The neuroscience argument that religion shaped the very structure of our brains

Religion and neuroscience are not an obvious pairing. But earlier this week, a study published in Social Neuroscience demonstrated that spiritual feelings activate the neurological reward systems of devout Mormons. The study used fMRI scans to show that the nucleus accumbens—an area associated with reward—is activated when Mormons who have a strong sense of spirituality carry out religious activities. The same area can also be activated by love, sex, drugs, and music.

In this particular paper, the study, with a sample size of just 19, has serious limitations. But it’s part of a young and fast-growing new field that examines the relationship between our brains and religion, called neurotheology.

Jordan Grafman, head of the cognitive neuroscience laboratory at Rehabilitation Institute of Chicago and neurology professor at Northwestern University, says that neurotheology is important in part because early religious practices helped develop our brains to begin with. “Religion has played an incredibly important role in human evolution. It’s funny, people want to separate the two but in fact they’re intertwined,” he says.

Of course, it’s a two-way relationship between the brain and religion. Our brains had to develop the capacity to establish social communities and behaviors, which are the basis of religious societies. But religious practice in turn developed the brain, says Grafman. “As these societies became more co-operative, our brains evolved in response to that. Our brain led to behavior and then the behavior fed back to our brain to help sculpt it,” he adds.

For example, frontal lobes are necessary to future planning and controlling compulsive behavior, and therefore to the social arrangements within organized religion. But consistently practicing religious social behaviors likely strengthened those areas of the brain: “If we end up using more of one region, it will try to take up greater shape. It will expand a little bit. That’s no doubt what happened to the frontal lobes,” says Grafman.

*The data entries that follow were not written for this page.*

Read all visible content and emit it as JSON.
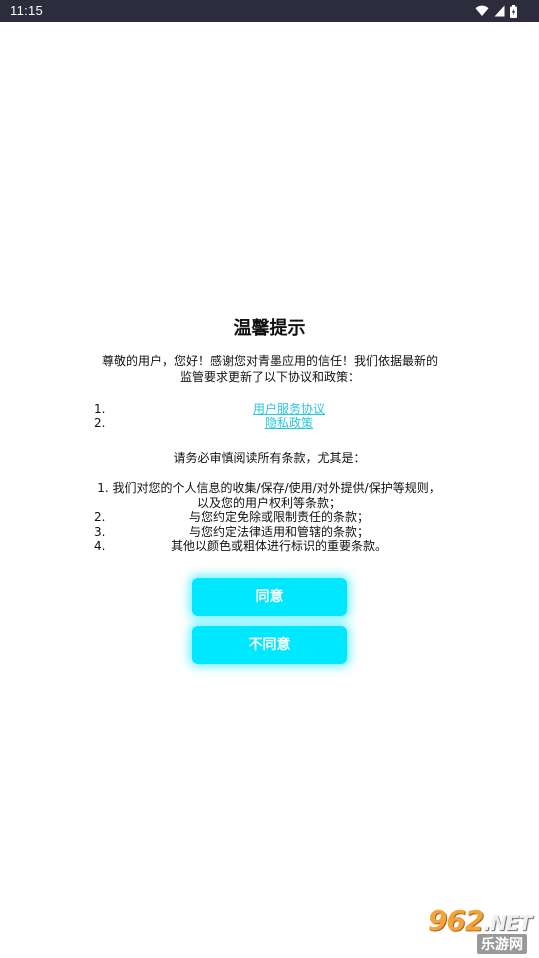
{
  "status_bar": {
    "time": "11:15"
  },
  "dialog": {
    "title": "温馨提示",
    "intro": "尊敬的用户，您好！感谢您对青墨应用的信任！我们依据最新的监管要求更新了以下协议和政策：",
    "policies": [
      {
        "num": "1.",
        "label": "用户服务协议"
      },
      {
        "num": "2.",
        "label": "隐私政策"
      }
    ],
    "notice_lead": "请务必审慎阅读所有条款，尤其是：",
    "terms": [
      {
        "num": "1.",
        "text": "我们对您的个人信息的收集/保存/使用/对外提供/保护等规则，以及您的用户权利等条款；"
      },
      {
        "num": "2.",
        "text": "与您约定免除或限制责任的条款；"
      },
      {
        "num": "3.",
        "text": "与您约定法律适用和管辖的条款；"
      },
      {
        "num": "4.",
        "text": "其他以颜色或粗体进行标识的重要条款。"
      }
    ],
    "agree_label": "同意",
    "disagree_label": "不同意"
  },
  "watermark": {
    "logo": "962",
    "logo_suffix": ".NET",
    "subtitle": "乐游网"
  },
  "colors": {
    "accent": "#00e8ff",
    "link": "#29c6dc",
    "status_bar": "#2c2c3d"
  }
}
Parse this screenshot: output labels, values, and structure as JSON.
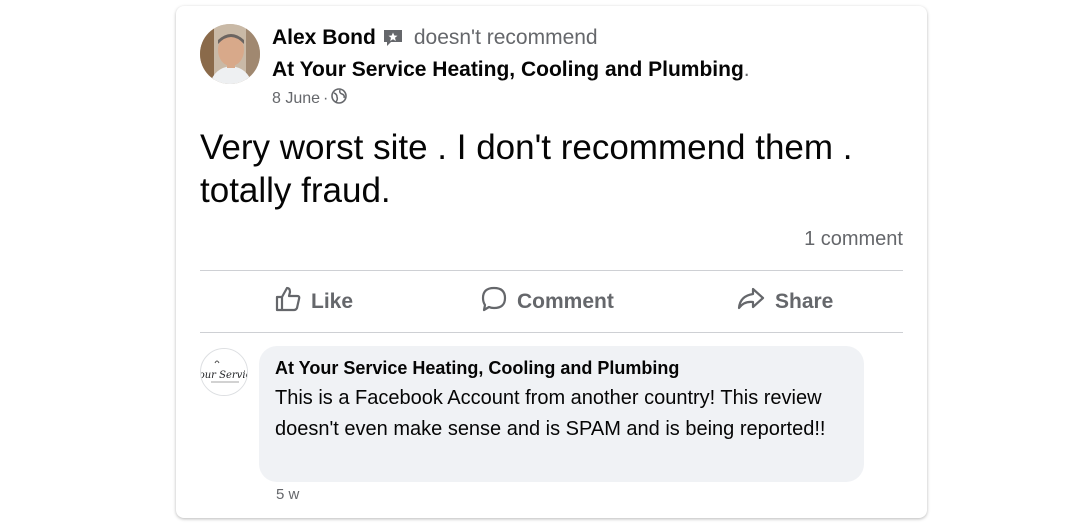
{
  "post": {
    "author": "Alex Bond",
    "recommend_status": "doesn't recommend",
    "page_name": "At Your Service Heating, Cooling and Plumbing",
    "page_name_suffix": ".",
    "date": "8 June",
    "date_separator": "·",
    "privacy_icon": "globe-icon",
    "text": "Very worst site . I don't recommend them . totally fraud.",
    "comment_count": "1 comment"
  },
  "actions": {
    "like_label": "Like",
    "like_icon": "thumbs-up-icon",
    "comment_label": "Comment",
    "comment_icon": "speech-bubble-icon",
    "share_label": "Share",
    "share_icon": "share-arrow-icon"
  },
  "comment": {
    "author": "At Your Service Heating, Cooling and Plumbing",
    "text": "This is a Facebook Account from another country! This review doesn't even make sense and is SPAM and is being reported!!",
    "time": "5 w",
    "avatar_logo_text": "Your Service"
  },
  "colors": {
    "text_primary": "#050505",
    "text_secondary": "#65676b",
    "divider": "#ced0d4",
    "bubble_bg": "#f0f2f5"
  }
}
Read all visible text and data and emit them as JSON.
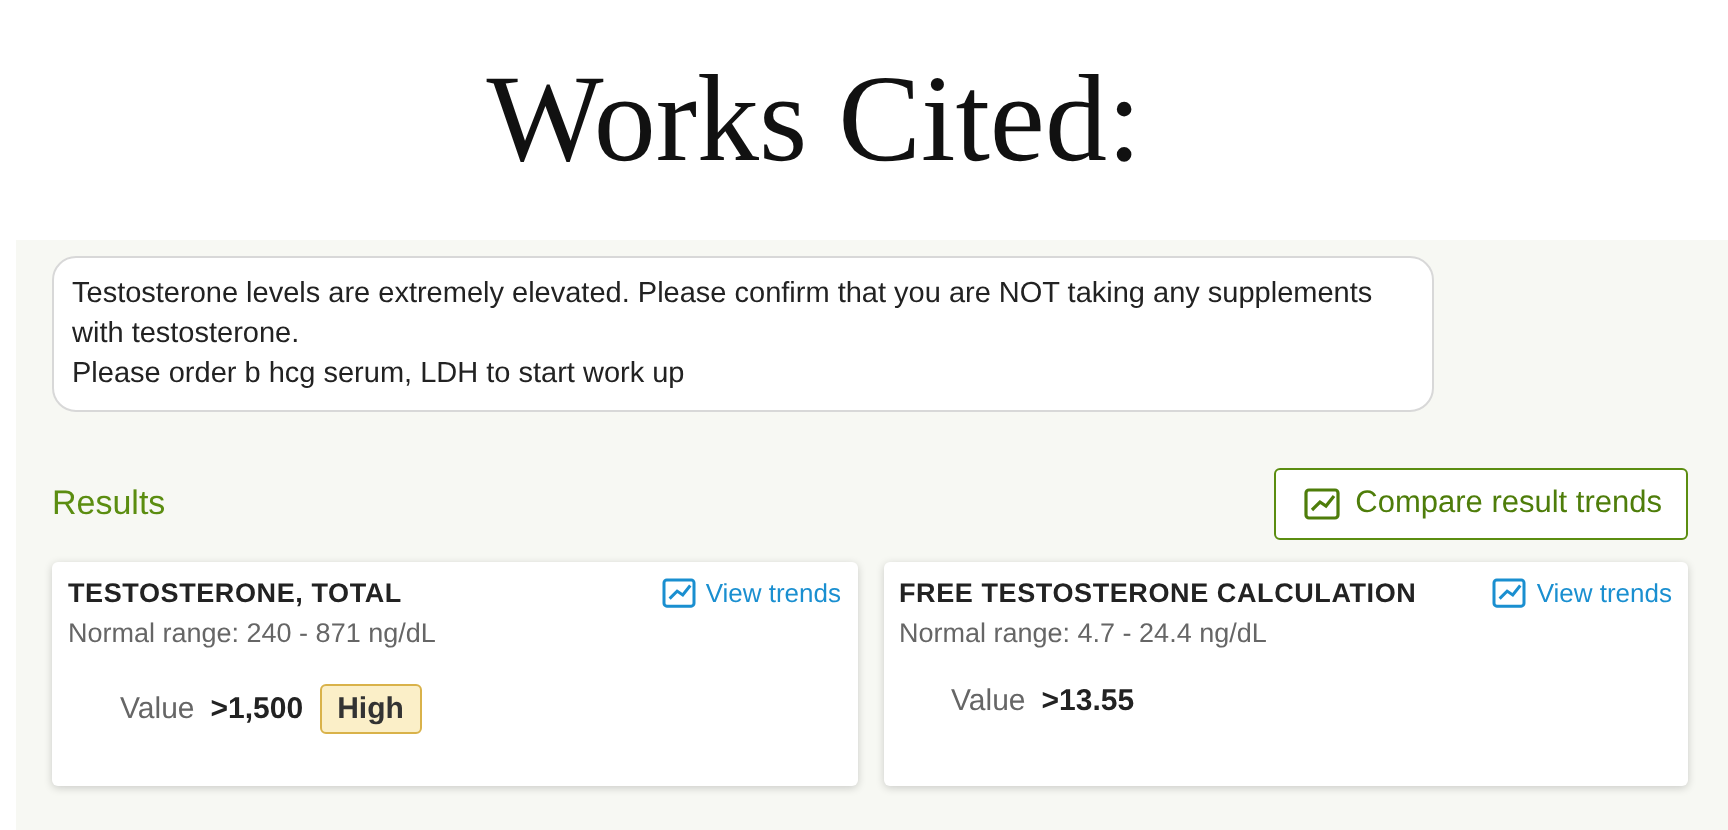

But there’s no part of the brain, nor neurological response, that’s distinctly religious. Andrew Newberg, a neurotheologian and professor of emergency medicine and radiology at Thomas Jefferson University was one of the first to study the connection between neurology and religion, in the 1990s. Back then, his work was highly unusual, but he says the field has grown massively in the past 10 to 15 years. Newberg’s work has identified key neurological responses to spiritual experience, but he points out that the field “is about understanding ourselves as human beings,” not simply in connection with religion.

“No specific part of the brain is the religious self,” he says. “Many parts of the brain are part of our religious and spiritual practices. I think that makes sense because religious beliefs involves our thoughts, actions, and behaviors.”

Studies suggest that the reward system activated in the Mormon study would also be activated whenever subject experience an equivalent secular experience: for example, when a subject reads an opinion—whether it’s political, scientific, legal, or any other field—with which they strongly agree. “We’ve seen it with political beliefs, donating to charities they believed in—after all, that’s why we repeat our behaviors,” says Grafman.

“What makes religious studies interesting is they’re uniquely human traits and belief systems. If you do find a set of brain areas that are active during a religious task, by reverse inference you can make a judgment about what cognitive processes—social or emotional—underlie that particular activation that’s there in the religious task,” he says. If you ask people to think about God, for example, the brain areas that activate turn out to be the same as brain areas activated in empathetic tasks, like imagining a situation from someone else’s perspective.

Some academics resist certain neurotheology practices, arguing that religion is far too nuanced and subtle an experience to study using brain scans. Evan Thompson, philosophy of mind professor at the University of British Columbia, says that studies such as the recent Mormon paper are simply too blunt. “The brain has to be understood as a complex series of networks in which the meaning of anything going on in it is always dependent on the context,” he says. “When we study the brain, we’re interested in how it enables human cognition generally. And if we want to understand religion, we need something like anthropology.”

Some work in neurotheology does work to incorporate anthropology, and researchers say that neuroscience is, at the very least, a crucial area of study within the larger conversation around understanding religion. “There’s the argument that religion has benefited human beings by helping to create cohesive societies and morals and help us to determine our behavior and interact with the world more effectively,” says Newberg. “The ability to think about this from a neuroscience perspective is part of that discussion.”

As Grafman points out, the history of every human society involves religion. “There’s nobody who’d say it’s not important,” he says. “It’s just been understudied from a neuroscience point of view.”